Какое-то время продолжим трудится на общее благо по адресу https://n-n-n.ru.
На новой платформе мы уделили особое внимание удобству поиска материалов.
Особенно рекомендуем познакомиться с работой рубрикатора.

Спасибо, ждём вас на N-N-N.ru

Дарвин писал, что высшие психические функции подвергались постепенным изменениям под влиянием отбора, так же, как строение тела. Он полагал, что в будущем психология будет основана на понимании эволюционного происхождения различных черт психики.

Теперь, через 150 лет после опубликования «Происхождения видов…», мы наконец приблизились к этой ситуации. Синтез нейрофизиологии, психогенетики, этологии и других наук привёл к формированию эволюционной психологии.

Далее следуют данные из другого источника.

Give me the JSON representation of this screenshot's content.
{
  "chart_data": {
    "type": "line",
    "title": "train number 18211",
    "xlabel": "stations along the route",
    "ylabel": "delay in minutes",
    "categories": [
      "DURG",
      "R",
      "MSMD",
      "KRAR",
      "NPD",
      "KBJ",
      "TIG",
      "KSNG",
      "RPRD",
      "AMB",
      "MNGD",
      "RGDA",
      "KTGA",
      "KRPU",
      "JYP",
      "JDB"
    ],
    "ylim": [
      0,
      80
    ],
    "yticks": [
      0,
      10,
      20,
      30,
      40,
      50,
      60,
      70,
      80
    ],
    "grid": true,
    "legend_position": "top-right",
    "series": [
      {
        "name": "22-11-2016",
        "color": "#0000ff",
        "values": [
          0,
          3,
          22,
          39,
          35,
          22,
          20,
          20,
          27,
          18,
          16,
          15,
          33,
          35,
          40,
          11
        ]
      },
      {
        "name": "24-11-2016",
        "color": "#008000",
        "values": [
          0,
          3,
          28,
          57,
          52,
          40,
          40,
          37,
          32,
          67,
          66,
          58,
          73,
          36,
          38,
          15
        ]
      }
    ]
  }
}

Синтез нейрофизиологии, психогенетики, этологии и других наук привёл к формированию эволюционной психологии – области знания, объясняющей, как и почему человечество приобрело способность к любви, или к альтруизму, или к религиозным переживаниям: какое именно давление естественного отбора, какие конкретно изменения в генетически запрограммированной структуре мозга привели к тому, что подобные высшие психические функции оказались полезными для наших предков. О некоторых недавних достижениях эволюционной психологии рассказал биолог Александр Марков.

Справка STRF.ru:
Марков Александр Владимирович, биолог, специалист по теории эволюции, ведущий научный сотрудник лаборатории высших беспозвоночных Палеонтологического института РАН. Широкую известность Марков приобрёл благодаря своей популяризаторской работе: он создал сайт «Проблемы эволюции», написал книгу «Рождение сложности» (финалист премии «Просветитель» этого года) и регулярно выступает с публичными лекциями. Одна из них, «Происхождение разума, эмоций и морали», прошла в четверг, 25 ноября, в Дарвиновском музее в рамках публичных чтений, посвящённых столетию журнала «Природа»

strf-persone-markov3_600.jpg Александр Марков: «Все аспекты нашей психики, включая самые высшие, такие как мораль, имеют вполне материальную нейрофизиологическую основу»

Знания о собственном происхождении человечество получает с помощью трёх наук. Первые две, палеоантропология и генетика, всем известны: первая рассказала нам о том, как выглядели и чем занимались наши предки в последние шесть миллионов лет, а вторая ищет и находит отличия нашего генома от генома шимпанзе и выделяет среди этого жалкого 1 процента нуклеотидных пар единичные значимые изменения. Третья наука сформировалась недавно (хотя была предсказана Дарвином 150 лет назад) и называется эволюционной психологией.

В начале лекции учёный отмечает, что специалисты, применяющие эволюционный подход к изучению человеческого поведения, постоянно подвергаются нападкам со стороны плохо образованных общественных, политических и религиозных деятелей и цитирует статью из журнала Nature – ответ на антиэволюционные высказывания американских политиков:

«И тело, и разум человека произошли путём эволюции от более ранних приматов. Способ человеческого мышления свидетельствует о таком происхождении столь же убедительно, как и строение и работа конечностей, иммунной системы или колбочек глаза. Это относится не только к механизму работы нейронов, но и к различным аспектам нашей морали».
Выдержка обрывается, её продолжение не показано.